O ceticismo que Russell sugeriu em seu livro é compreendido em três partes inseparáveis:a) “quando os especialistas estão de acordo, a opinião contrária não pode ser tida como certa” (a menos que possua evidências que a suportem); b) “quando não estão de acordo, nenhuma opinião contrária pode ser considerada correta por um não especialista” (Richard Dawkins entendeu esse item quando disse que, caso a Evolução se prove como errada, a refutação terá vindo de um cientista, não de um idiota); c) “quando todos afirmam que não existem bases suficientes para a existência de uma opinião positiva, o homem comum faria melhor se suspendesse seu julgamento”. Porém, “suspender o julgamento” não é igual a “suspender a investigação”, que deve continuar enquanto estivermos vivos.

A humanidade vive um momento no qual os recursos naturais e tecnológicos estão disponíveis para promover o nosso bem-estar. No entanto, faltam-nos os recursos morais que nos tornem capazes de fazer bom uso da natureza e da tecnologia. Uma mente cética está ciente de que o método científico, embora tenha suas imperfeições, é o ponto de partida mais prolífico que existe. É o que nos faz buscar fundamentos racionais para as opiniões que desenvolvemos, não de forma apaixonada, como dizia Russell, mas com lucidez e comprometimento com a verdade. Russell reconhece que, no campo das ideias, “a paixão é a medida da falta de convicção racional de seu defensor”, e percebeu, diante disso, que “opiniões sobre política e religião são quase sempre defendidas de forma apaixonada”. A falácia wishfull thinking pode resumir esse estado emocional em que o indivíduo acredita no que lhe soa agradável, não no que é verdadeiro.

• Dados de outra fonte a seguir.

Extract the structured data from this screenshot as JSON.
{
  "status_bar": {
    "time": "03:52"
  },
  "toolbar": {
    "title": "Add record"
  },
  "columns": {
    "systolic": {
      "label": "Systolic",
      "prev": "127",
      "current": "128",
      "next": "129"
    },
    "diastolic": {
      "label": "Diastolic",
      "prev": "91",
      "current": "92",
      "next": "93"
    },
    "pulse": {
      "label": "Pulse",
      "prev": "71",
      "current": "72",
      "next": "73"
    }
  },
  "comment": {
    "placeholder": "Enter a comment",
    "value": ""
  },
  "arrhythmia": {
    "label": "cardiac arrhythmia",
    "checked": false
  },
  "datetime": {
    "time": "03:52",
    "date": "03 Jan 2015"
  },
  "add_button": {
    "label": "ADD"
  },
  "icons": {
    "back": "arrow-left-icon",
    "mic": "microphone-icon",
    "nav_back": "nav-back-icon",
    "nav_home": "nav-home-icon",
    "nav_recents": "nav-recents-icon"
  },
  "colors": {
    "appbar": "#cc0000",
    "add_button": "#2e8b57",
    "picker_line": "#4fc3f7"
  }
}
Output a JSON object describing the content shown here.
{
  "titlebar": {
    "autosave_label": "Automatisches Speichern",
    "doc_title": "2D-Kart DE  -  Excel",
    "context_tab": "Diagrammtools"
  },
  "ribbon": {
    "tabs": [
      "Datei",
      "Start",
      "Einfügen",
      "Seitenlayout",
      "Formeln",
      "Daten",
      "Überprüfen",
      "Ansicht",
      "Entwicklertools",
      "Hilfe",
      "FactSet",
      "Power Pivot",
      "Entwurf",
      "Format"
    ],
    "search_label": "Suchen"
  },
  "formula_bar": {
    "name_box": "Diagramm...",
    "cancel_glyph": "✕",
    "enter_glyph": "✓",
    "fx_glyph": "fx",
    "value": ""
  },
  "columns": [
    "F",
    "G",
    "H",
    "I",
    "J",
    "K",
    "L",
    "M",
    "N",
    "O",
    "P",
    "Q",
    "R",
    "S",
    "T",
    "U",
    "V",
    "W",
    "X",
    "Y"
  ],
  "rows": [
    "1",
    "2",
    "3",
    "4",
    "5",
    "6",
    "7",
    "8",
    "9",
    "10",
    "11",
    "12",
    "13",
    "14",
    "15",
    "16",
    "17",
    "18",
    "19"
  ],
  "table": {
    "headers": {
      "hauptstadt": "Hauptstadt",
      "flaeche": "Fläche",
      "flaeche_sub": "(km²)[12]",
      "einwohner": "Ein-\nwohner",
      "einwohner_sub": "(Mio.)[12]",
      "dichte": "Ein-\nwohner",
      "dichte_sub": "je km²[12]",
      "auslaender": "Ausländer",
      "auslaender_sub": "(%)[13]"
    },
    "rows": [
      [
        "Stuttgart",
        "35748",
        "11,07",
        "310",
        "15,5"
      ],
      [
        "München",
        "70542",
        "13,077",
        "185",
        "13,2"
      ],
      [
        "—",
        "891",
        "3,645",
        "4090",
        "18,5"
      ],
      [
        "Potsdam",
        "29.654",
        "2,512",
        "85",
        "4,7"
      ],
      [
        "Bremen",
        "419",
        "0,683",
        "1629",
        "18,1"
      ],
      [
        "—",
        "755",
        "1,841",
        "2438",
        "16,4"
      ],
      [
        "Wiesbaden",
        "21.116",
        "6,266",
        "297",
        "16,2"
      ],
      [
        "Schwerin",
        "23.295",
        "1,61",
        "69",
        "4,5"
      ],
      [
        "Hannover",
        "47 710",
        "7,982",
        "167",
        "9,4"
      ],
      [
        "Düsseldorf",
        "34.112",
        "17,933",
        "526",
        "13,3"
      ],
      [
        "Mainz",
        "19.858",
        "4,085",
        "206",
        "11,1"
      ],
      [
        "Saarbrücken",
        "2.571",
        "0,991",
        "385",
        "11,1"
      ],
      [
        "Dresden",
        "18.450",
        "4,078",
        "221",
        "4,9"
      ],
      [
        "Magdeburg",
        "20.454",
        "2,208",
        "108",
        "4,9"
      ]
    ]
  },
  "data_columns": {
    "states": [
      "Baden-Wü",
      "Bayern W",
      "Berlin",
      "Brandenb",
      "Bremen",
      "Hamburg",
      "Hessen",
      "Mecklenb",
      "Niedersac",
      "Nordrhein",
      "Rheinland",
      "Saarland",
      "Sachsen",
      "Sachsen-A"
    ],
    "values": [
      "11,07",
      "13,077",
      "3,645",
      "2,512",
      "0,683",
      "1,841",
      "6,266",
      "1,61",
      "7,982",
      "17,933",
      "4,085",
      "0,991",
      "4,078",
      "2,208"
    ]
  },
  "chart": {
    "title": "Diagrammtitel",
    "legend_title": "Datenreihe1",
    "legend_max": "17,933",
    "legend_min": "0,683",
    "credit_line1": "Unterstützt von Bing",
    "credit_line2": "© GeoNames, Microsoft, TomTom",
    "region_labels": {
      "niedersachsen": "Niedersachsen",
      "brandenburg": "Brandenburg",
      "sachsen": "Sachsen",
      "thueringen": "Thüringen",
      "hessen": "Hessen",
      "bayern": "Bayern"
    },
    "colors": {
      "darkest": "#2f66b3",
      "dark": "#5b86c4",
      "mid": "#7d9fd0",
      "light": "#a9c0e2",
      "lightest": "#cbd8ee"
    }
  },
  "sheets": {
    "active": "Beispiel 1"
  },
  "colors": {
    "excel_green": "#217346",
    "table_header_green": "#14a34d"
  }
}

O desejo de acreditar em algo sem evidências simboliza a conspiração de crenças ilusórias contra a racionalidade. E quanto mais agradável uma crença ou opinião aparenta ser, mais cuidado devemos tomar para não cairmos em superstições ou em ideologias cegas.

Os ensaios deste livro deixam o alerta contra os perigos de uma educação dogmática e patriótica, que envenena a razão e sabota o pensamento crítico. Se as crianças continuarem a ser ensinadas a idolatrar autoridades mundanas ou sobrenaturais, ou a confiar cegamente no propósito que os poderosos lhes impuseram, o nosso futuro será formado por indivíduos sem imaginação, sem conhecimento e, o que é ainda pior, sem amor. Mais do que uma força racionalista e humanista, Russell é uma fonte inesgotável de inteligência para as pessoas que buscam um mundo justo e benevolente. E são essas as mensagens que precisamos levar adiante.

Ricardo Silas
Faço estudos sobre revoluções históricas e sou perdidamente apaixonado por literatura russa. Não invejo a fé dos crentes. Aprendi a nunca ser um espectador da injustiça e da estupidez, pois o túmulo me dará muito tempo para o silêncio.
  • AntonioOrlando

    Ricardo Silas
    Como Monteiro Lobato, notório racista e eugenista brasileiro, Russel é um ídolo moral de barro. Não vou discutir aqui suas contribuições para o estudo da lógica contemporânea, do mesmo modo como não vou fazer análise literária de Lobato. Os dois foram talentosos nos seus respectivos metiês. No entanto, a postura ética dos dois deixou muito a desejar. Lobato era admirador da Ku Klux Klan – e devia ter orgasmos múltiplos com linchamento de negros. Ademais, foi um dos artifices da vinda de imigrantes, brancos e europeus ou do branqueamento eugênico no Brasil.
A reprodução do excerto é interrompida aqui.